No, no hablo de una relación entre humanos, sino de la relación entre un humano (yo) y signos gráficos (las letras del alfabeto). Aquel vínculo marcó mi vida a fuego, ya que me ayudó a paliar los abismos de la soledad y fue (en realidad, sigue siendo) un camino excitante, misterioso y estimulante hacia el infinito o, por lo menos, hacia la composición del desorden que habita este mundo caótico, limitado y a veces insoportable. Por todo ello, las letras, que durante mi adolescencia aparecerían y desaparecerían de forma intermitente, fueron de las cosas más relevantes de mi vida hasta hoy.
El caso es que durante la segunda mitad de los 90 mi madre solía ir de vez en vez a Ciudad de México (por entonces México D.F.) y de uno de esos viajes (creo que de fines de 1997) me trajo un abecedario hecho de goma, cuyas letras, de todos los colores, podían desmontarse para ser colocadas nuevamente en el tablero rojo. No obstante, tal regalo quedó en el olvido por unos meses, pues comprensiblemente yo estaba mucho más interesado por los montones de dulces picantes y juguetes (una caña de pescar con peces y anzuelos, gorras y camisetas con estampados de dinosaurios, una mochila de payasito, un par de guantes de box, un barco de plástico con el que me daba baños de burbujas, un Pinocho de madera y un camioncito del mismo material) que mamá había traído de esas tierras lejanas del norte de América. Es que por entonces yo era solo un niño de tres años, alumno del prescolar de la Tía Mori, que vivía sin hermanos en la casa e incluso totalmente solo algunas veces, cuando mis padres salían a sus trabajos por las tardes.

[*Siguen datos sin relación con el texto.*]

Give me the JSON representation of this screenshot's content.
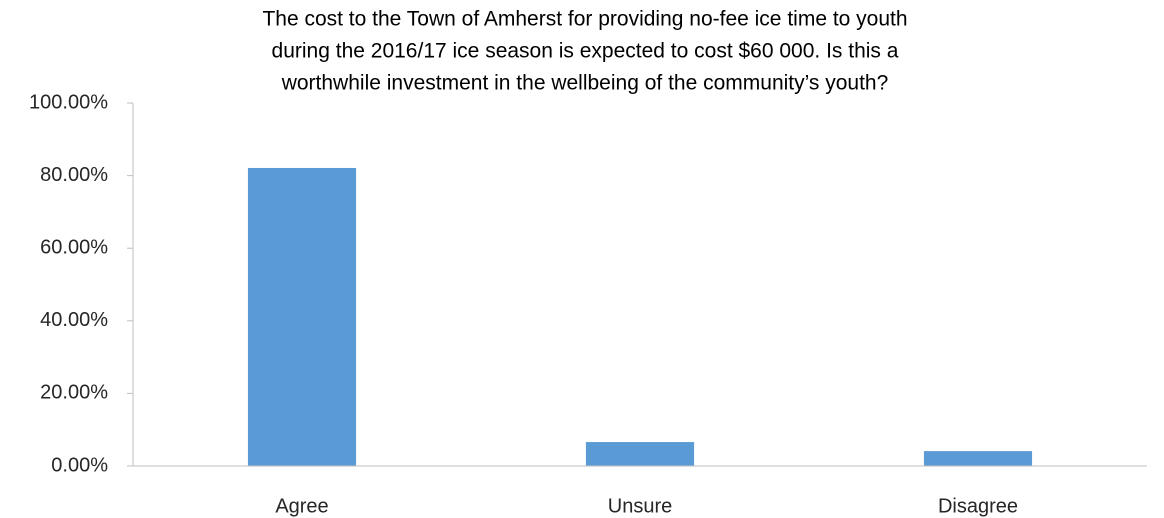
{
  "chart_data": {
    "type": "bar",
    "title": [
      "The cost to the Town of Amherst for providing no-fee ice time to youth",
      "during the 2016/17 ice season is expected to cost $60 000. Is this a",
      "worthwhile investment in the wellbeing of the community’s youth?"
    ],
    "categories": [
      "Agree",
      "Unsure",
      "Disagree"
    ],
    "values": [
      82.1,
      6.6,
      4.1
    ],
    "color": "#5b9bd5",
    "ylim": [
      0,
      100
    ],
    "yticks": [
      {
        "value": 0,
        "label": "0.00%"
      },
      {
        "value": 20,
        "label": "20.00%"
      },
      {
        "value": 40,
        "label": "40.00%"
      },
      {
        "value": 60,
        "label": "60.00%"
      },
      {
        "value": 80,
        "label": "80.00%"
      },
      {
        "value": 100,
        "label": "100.00%"
      }
    ],
    "grid": false
  }
}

Al siguiente año, a inicios de 1998, a mi padre se le encendió una luz: buscar el abecedario de goma traído por mamá hacía algunos meses y aprovechar los fines de semana enseñando a su hijo a leer. Es así que desde entonces papá se puso a la tarea de enseñarme los sonidos de esos 27 signos que tenía aquel olvidado juguete de goma, y luego algunas sílabas, para finalmente enseñarme a descifrar palabras completas. Y al cabo de varias sesiones impertérritas pero porfiadas, ya podía leer. Aunque lento, silabeando las palabras, ya podía descifrar algunos textos breves. Lo mejor de todo, lo recuerdo bien, era que ya tenía la capacidad de descifrar lo que decían aquellos libros de prehistoria y dinosaurios que me habían comprado durante el último tiempo, y no limitarme solamente a apreciar las imágenes de los mamuts, los dientes de sable, los trilobites y los pterodáctilos. Entonces mi fascinación por el mundo prehistórico creció lo indecible y es por eso que desde los siguientes años decidí, cuando fuera grande, convertirme en un paleontólogo. ¡Qué mundo fascinante! ¡Gracias, padres!
Desde los siguientes años, y hasta el comienzo del nuevo milenio, mi madre siguió alimentando mi interés por las letras, esta vez comprándome —cada vez que me portaba bien— las revistas de Anteojito (hermosa creación del historietista y artista gráfico argentino Manuel García Ferré y rival de la también legendaria revista Billiken), las cuales eran vendidas en varios puestos de periódicos del centro de La Paz. Joyitas traídas desde la hermosa y culta Buenos Aires, las Anteojito me abrieron muchos más pasadizos hacia el mundo del conocimiento. Anteojito, su tío Antifaz, su primo Hijitus y su amigo Calculín llevaron a miles de niños a nuevas experiencias, radicalmente diferentes con seguridad de las que hoy estimulan a los niños y se encuentran en los programas televisivos infantiles.
Recuerdo especialmente la portada del número que anunciaba la llegada del nuevo milenio, en la cual los cristales de Anteojito simulaban dos de los tres ceros del número 2000 (2001 sería el último año de la preciosa Anteojito). Por entonces yo cursaba el kínder en La Salle, en el curso amarillo, dirigido por la profesora Ingrid Biggemann, pero allí no decía a nadie que ya podía leer porque era demasiado tímido. De todas maneras, llegar a casa era lo mejor, pues, aunque solitario como siempre (mis padres se iban a sus oficinas), ya podía entretenerme ya no solamente viendo ilustraciones, ¡sino también descifrando el mensaje de las revistas y los libros de dinosaurios!
Para mí, así, con la habilidad de relacionarme con las letras, terminaba el caótico y turbulento siglo XX y comenzaba el XXI, el que me verá morir y en el que seguramente viviré lo más intenso de mi vida, lo cual espero esté relacionado con las letras.